Reps. Billy Long, R-Mo, and Doris Matsui, D-Calif., recently introduced the HHS Cybersecurity Modernization Act, which would enable a designated chief information security officer to report directly to the HHS Secretary rather than the chief information officer.

“Any such designated officer shall report directly to the secretary or directly to another senior officer within the department of the secretary’s choosing,” the legislation said. “And the secretary may transfer the functions, personnel, assets, and liabilities of the chief information security officer in the Office of the Chief Information Officer of the Department of Health and Human Services, as such position exists on Sept. 30, 2017, to such designated officer.’’

Federal Times was not able to identify any agency among the 24 CFO Act agencies that has its CISO report directly to the agency head, making the HHS Cybersecurity Modernization Act a groundbreaking change in the way agencies structure cybersecurity leadership.

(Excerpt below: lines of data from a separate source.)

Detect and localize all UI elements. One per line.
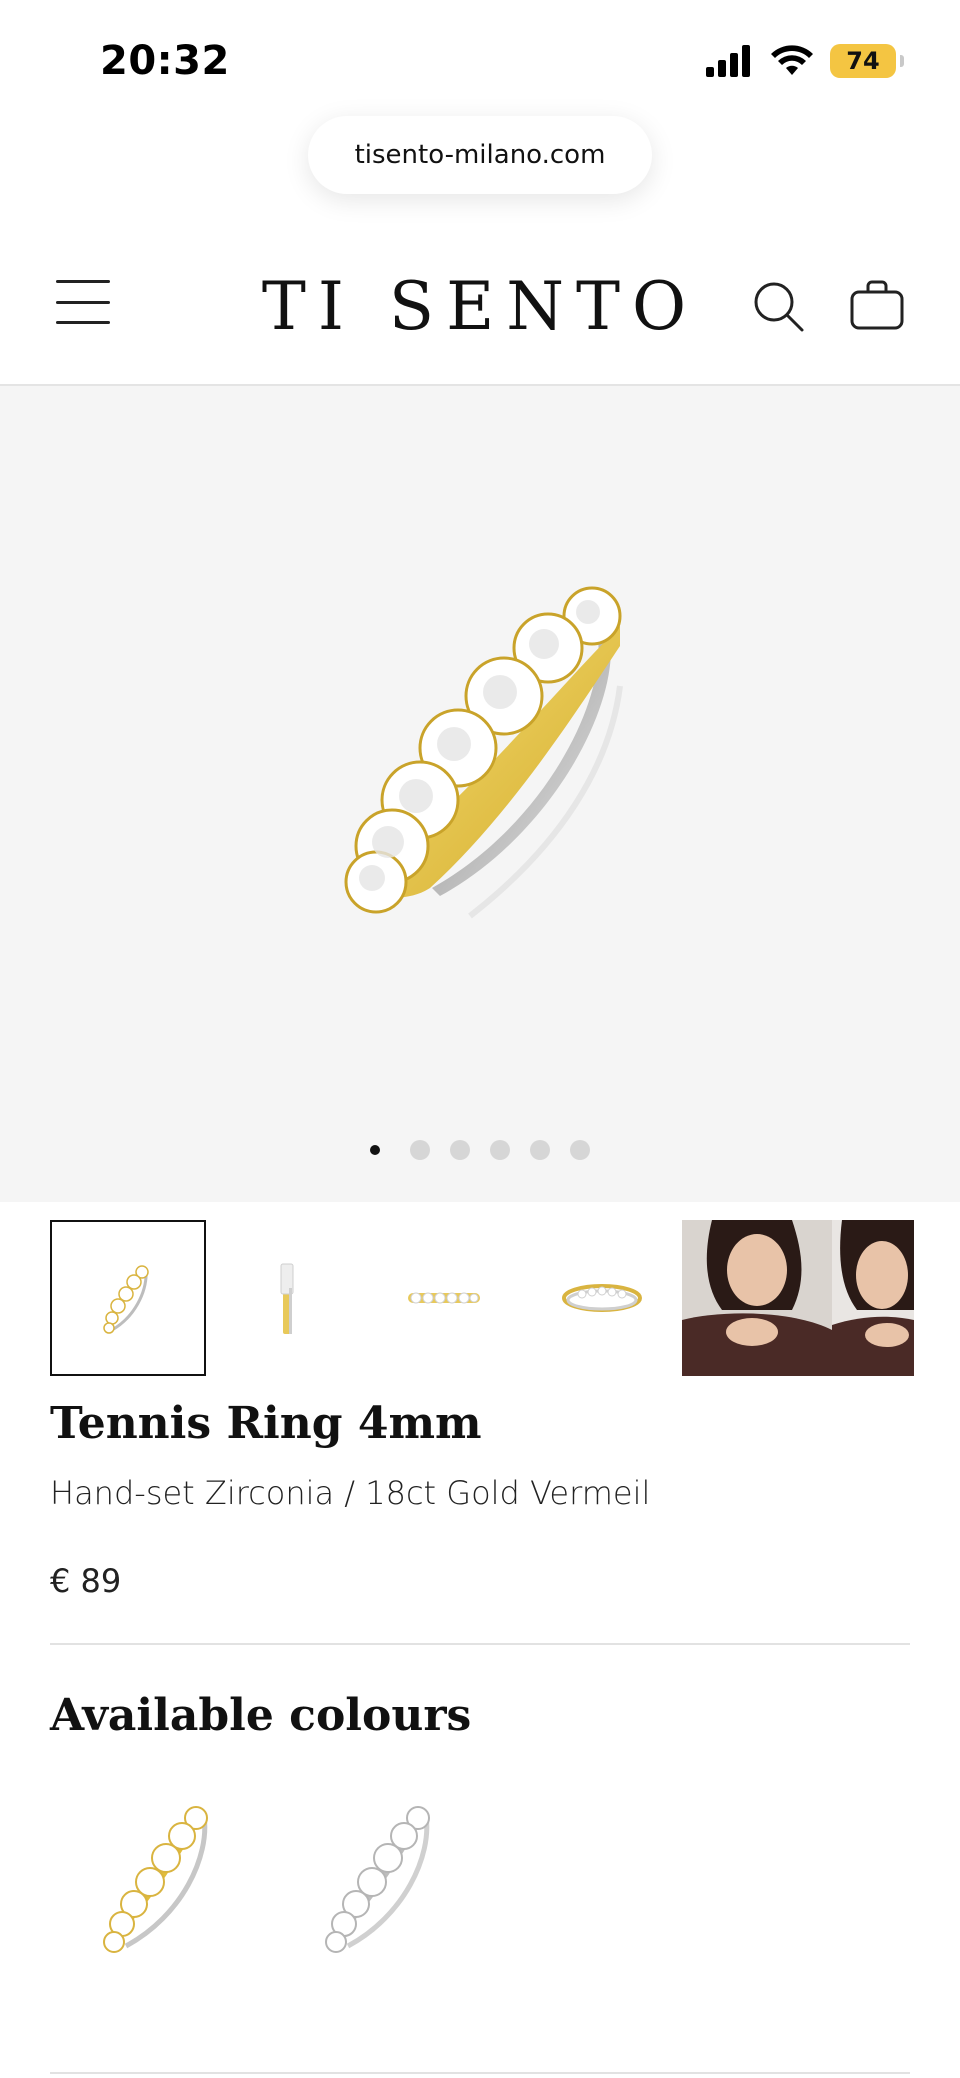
status-time: 20:32 bbox=[100, 38, 230, 84]
gallery-dot-3[interactable] bbox=[450, 1140, 470, 1160]
shopping-bag-icon[interactable] bbox=[848, 276, 906, 334]
model-photo-thumbnail-image bbox=[682, 1220, 914, 1376]
thumbnail-2[interactable] bbox=[208, 1220, 364, 1376]
thumbnail-5[interactable] bbox=[682, 1220, 914, 1376]
thumbnail-4[interactable] bbox=[524, 1220, 680, 1376]
gallery-dot-2[interactable] bbox=[410, 1140, 430, 1160]
colour-option-silver[interactable] bbox=[314, 1796, 454, 1966]
ring-front-thumbnail-image bbox=[562, 1284, 642, 1312]
product-hero-image bbox=[344, 586, 623, 919]
divider-bottom bbox=[50, 2072, 910, 2074]
address-bar-url: tisento-milano.com bbox=[354, 140, 606, 170]
gallery-dot-6[interactable] bbox=[570, 1140, 590, 1160]
gallery-pagination bbox=[0, 1140, 960, 1160]
site-header: TI SENTO bbox=[0, 228, 960, 386]
product-image-gallery[interactable] bbox=[0, 386, 960, 1202]
gallery-thumbnails bbox=[50, 1220, 914, 1376]
brand-logo[interactable]: TI SENTO bbox=[0, 268, 960, 345]
cellular-signal-icon bbox=[706, 45, 750, 77]
gold-ring-swatch-image bbox=[103, 1806, 208, 1953]
thumbnail-3[interactable] bbox=[366, 1220, 522, 1376]
battery-indicator: 74 bbox=[830, 44, 904, 78]
available-colours-heading: Available colours bbox=[50, 1690, 472, 1741]
ring-side-thumbnail-image bbox=[280, 1263, 294, 1334]
silver-ring-swatch-image bbox=[325, 1806, 430, 1953]
product-subtitle: Hand-set Zirconia / 18ct Gold Vermeil bbox=[50, 1474, 651, 1512]
wifi-icon bbox=[771, 45, 813, 75]
battery-level: 74 bbox=[846, 47, 880, 75]
search-icon[interactable] bbox=[750, 278, 808, 336]
colour-option-gold[interactable] bbox=[92, 1796, 232, 1966]
ring-top-thumbnail-image bbox=[408, 1292, 480, 1304]
status-bar: 20:32 74 bbox=[0, 0, 960, 120]
thumbnail-1[interactable] bbox=[50, 1220, 206, 1376]
gallery-dot-4[interactable] bbox=[490, 1140, 510, 1160]
divider bbox=[50, 1643, 910, 1645]
gallery-dot-5[interactable] bbox=[530, 1140, 550, 1160]
address-bar[interactable]: tisento-milano.com bbox=[308, 116, 652, 194]
product-price: € 89 bbox=[50, 1562, 122, 1600]
gallery-dot-1[interactable] bbox=[370, 1145, 380, 1155]
ring-thumbnail-image bbox=[103, 1265, 149, 1334]
status-icons: 74 bbox=[706, 44, 904, 78]
product-title: Tennis Ring 4mm bbox=[50, 1398, 482, 1449]
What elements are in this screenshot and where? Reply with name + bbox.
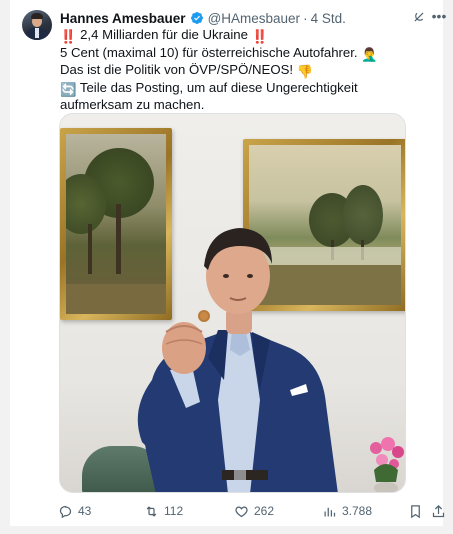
grok-icon[interactable] [412,10,426,24]
tweet-text: ‼️ 2,4 Milliarden für die Ukraine ‼️ 5 C… [60,27,420,113]
avatar[interactable] [22,10,52,40]
frame-left [0,0,10,534]
views-icon [324,507,336,516]
heart-icon [235,505,248,517]
like-button[interactable]: 262 [234,501,274,521]
share-button[interactable] [431,501,446,521]
separator-dot: · [303,10,308,26]
tweet-line-2: 5 Cent (maximal 10) für österreichische … [60,44,378,62]
bookmark-button[interactable] [408,501,423,521]
author-name[interactable]: Hannes Amesbauer [60,11,186,26]
repost-count: 112 [164,504,184,518]
repeat-arrows-icon: 🔄 [60,81,77,97]
post-time[interactable]: 4 Std. [311,11,346,26]
share-icon [432,504,445,517]
more-icon[interactable]: ••• [431,8,447,24]
tweet-header: Hannes Amesbauer @HAmesbauer · 4 Std. [60,9,346,27]
tweet-line-4: 🔄 Teile das Posting, um auf diese Ungere… [60,79,358,113]
bookmark-icon [411,504,420,518]
man-holding-coin [137,228,338,492]
flower-plant [370,437,404,492]
frame-bottom [0,526,453,534]
reply-count: 43 [78,504,92,518]
repost-icon [146,505,157,517]
views-count: 3.788 [342,504,373,518]
author-handle[interactable]: @HAmesbauer [208,11,301,26]
facepalm-icon: 🤦‍♂️ [361,46,378,62]
like-count: 262 [254,504,275,518]
double-exclamation-icon: ‼️ [251,29,269,44]
repost-button[interactable]: 112 [144,501,183,521]
views-button[interactable]: 3.788 [322,501,372,521]
double-exclamation-icon: ‼️ [60,29,77,44]
verified-badge-icon [190,12,203,24]
tweet-line-1: ‼️ 2,4 Milliarden für die Ukraine ‼️ [60,27,269,44]
frame-right [443,0,453,534]
tweet-line-3: Das ist die Politik von ÖVP/SPÖ/NEOS! 👎 [60,62,314,79]
reply-icon [59,505,72,518]
thumbs-down-icon: 👎 [296,64,314,79]
reply-button[interactable]: 43 [58,501,91,521]
action-bar: 43 112 262 3.788 [58,501,450,521]
post-photo[interactable] [59,113,406,493]
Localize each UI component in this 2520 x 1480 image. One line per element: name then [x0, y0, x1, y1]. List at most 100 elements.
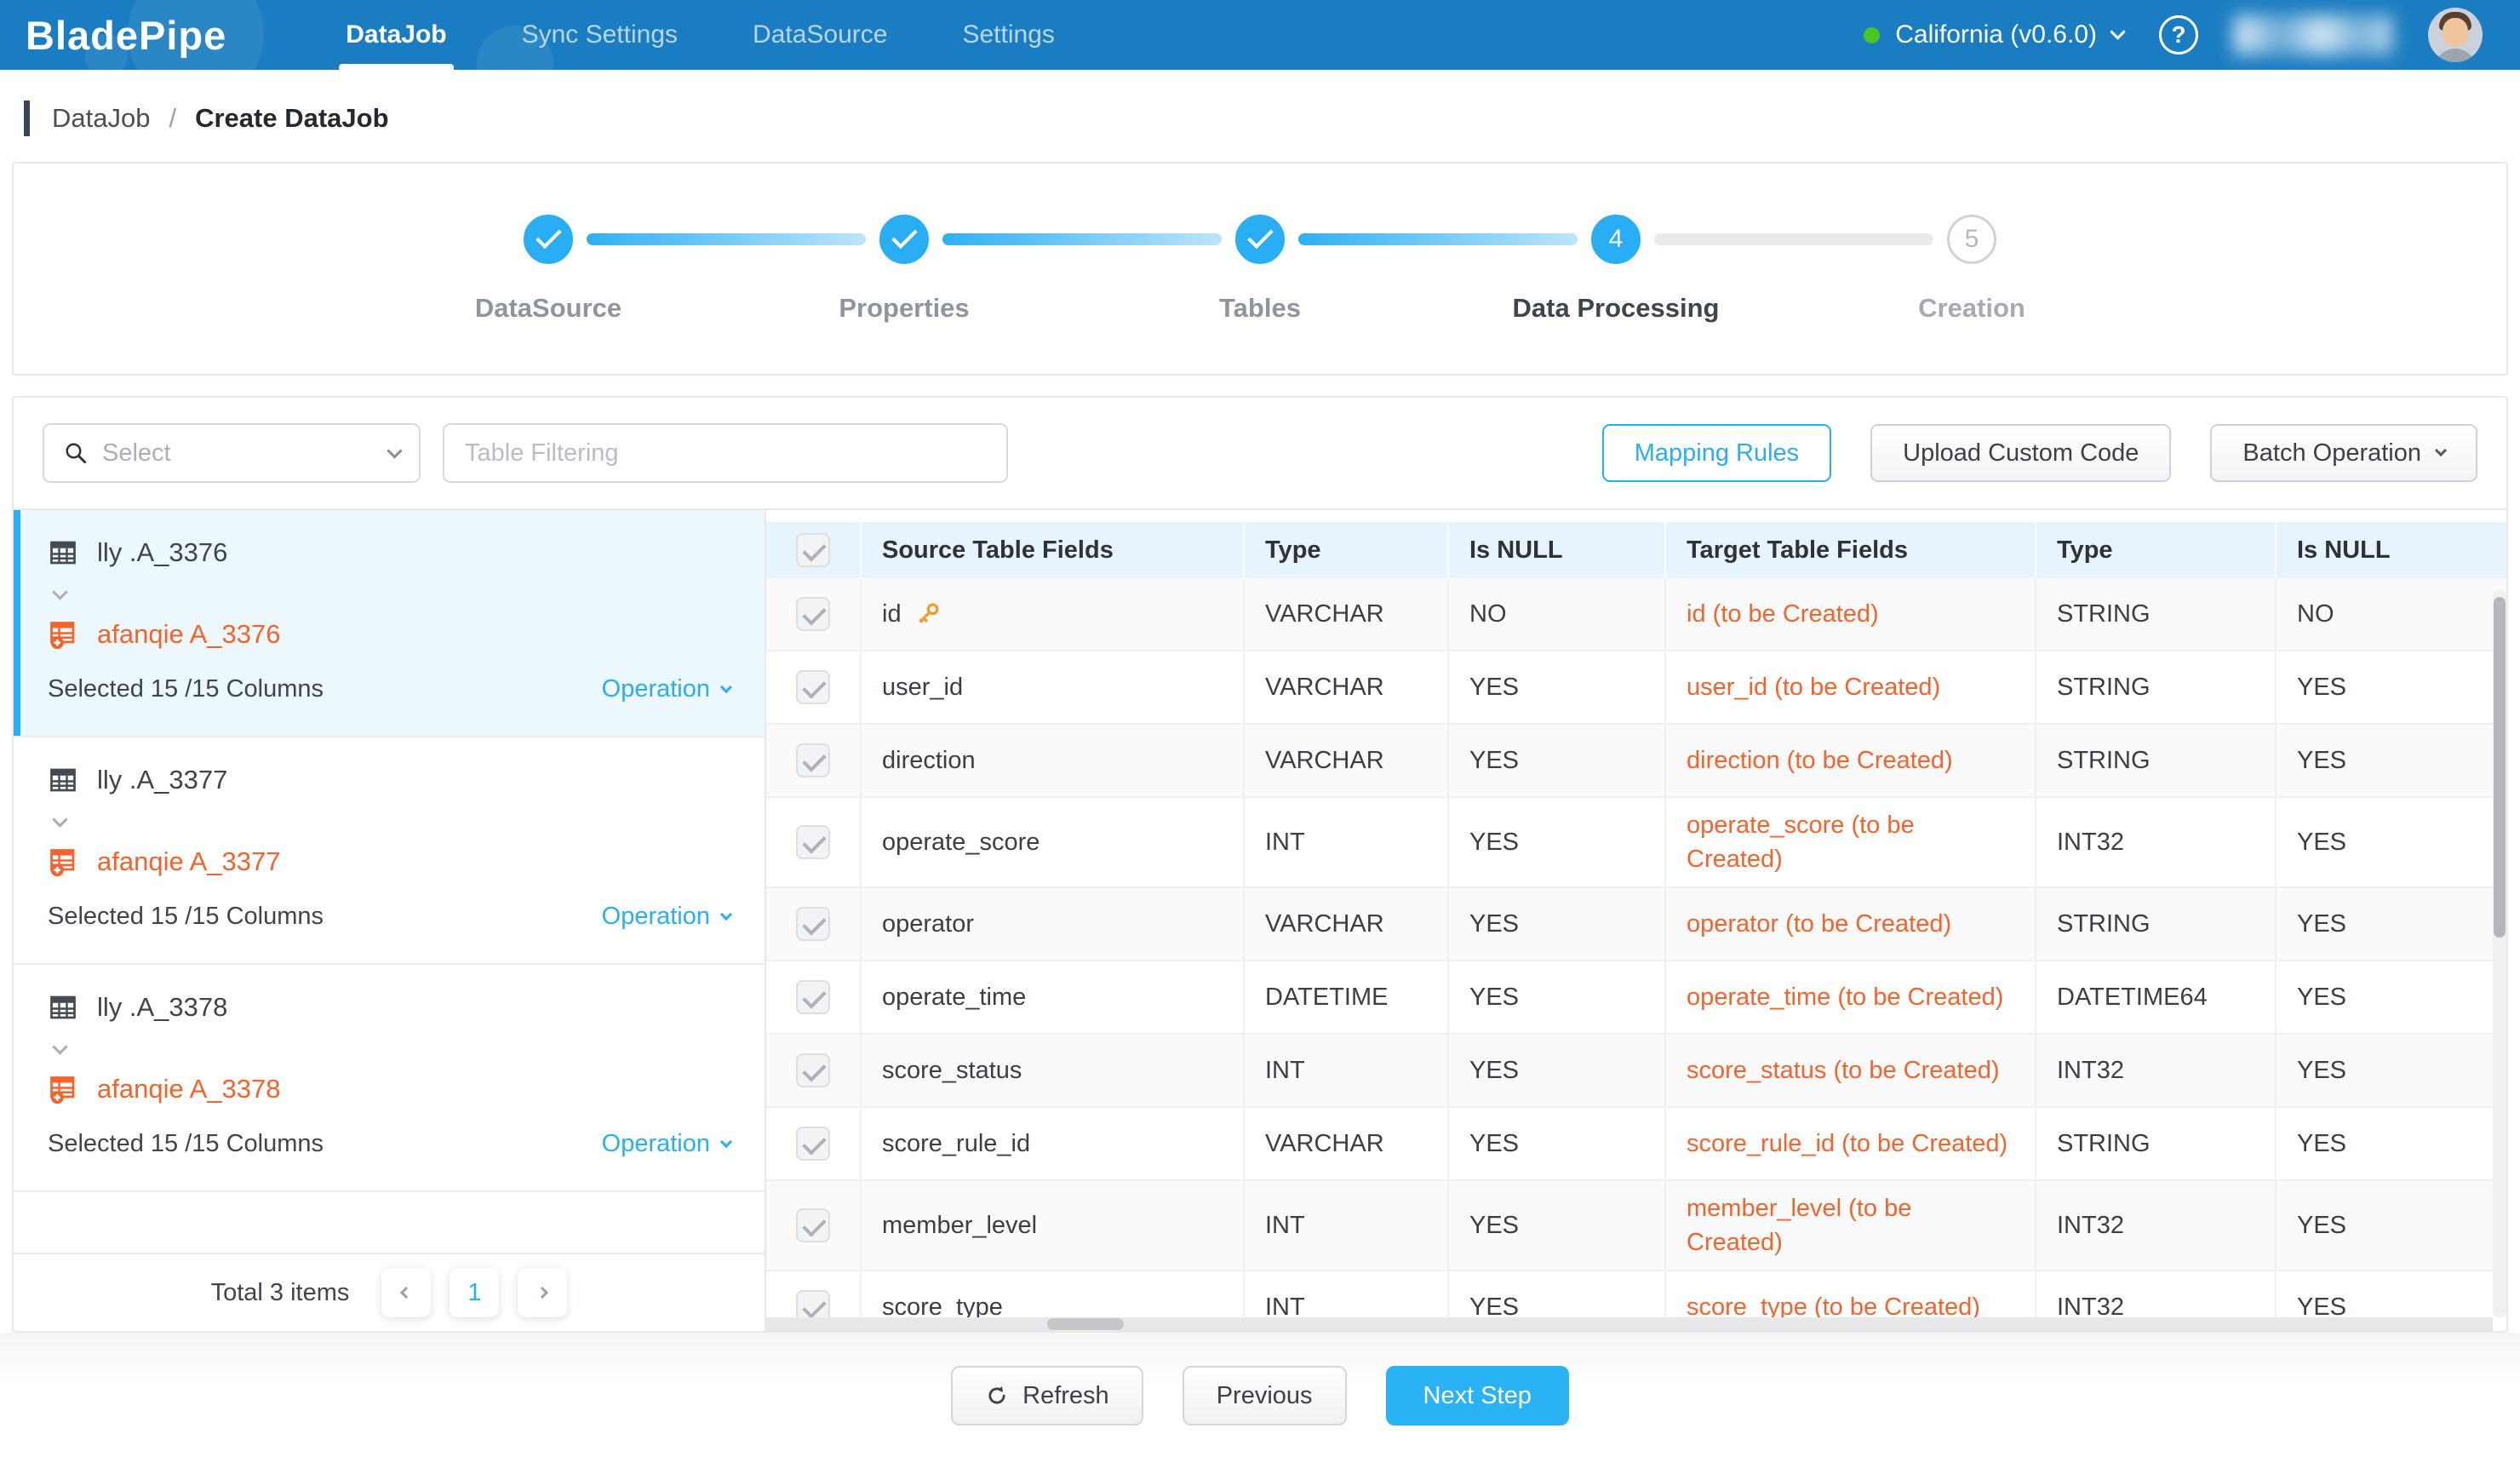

“We can always do more to boost our cybersecurity efforts, and while HHS has made some important strides in this effort, we think more can and should be done to help protect the sensitive information the department holds,” said Long and Matsui in a joint statement on the bill. “We are particularly hopeful for the results that could yield from HHS detailing such a plan and look forward to continued efforts to address potential cyberthreats.”

Recent executive initiatives, like the Cybersecurity Executive Order signed in May 2017, hold agency heads accountable for future cyber practices and decisions within their agency. Bringing the CISO into direct communication with the HHS Secretary could help to fulfill those requirements.

The current HHS CISO, Christopher Wlaschin, has served in the position since January 2017 and led efforts such as the development of the Healthcare Cybersecurity Communications and Integration Center.

The bill would also require HHS to develop and submit a plan on how HHS will prepare and respond to cyber threats. This plan would include:

  • The responsibilities of HHS in maintaining the security and integrity of their respective information systems.
  • The responsibilities of HHS in regulating and providing guidance to the healthcare sector.
  • How HHS will delineate and coordinate between those responsibilities.

Currently the bill awaits a hearing by the House Energy and Commerce Committee.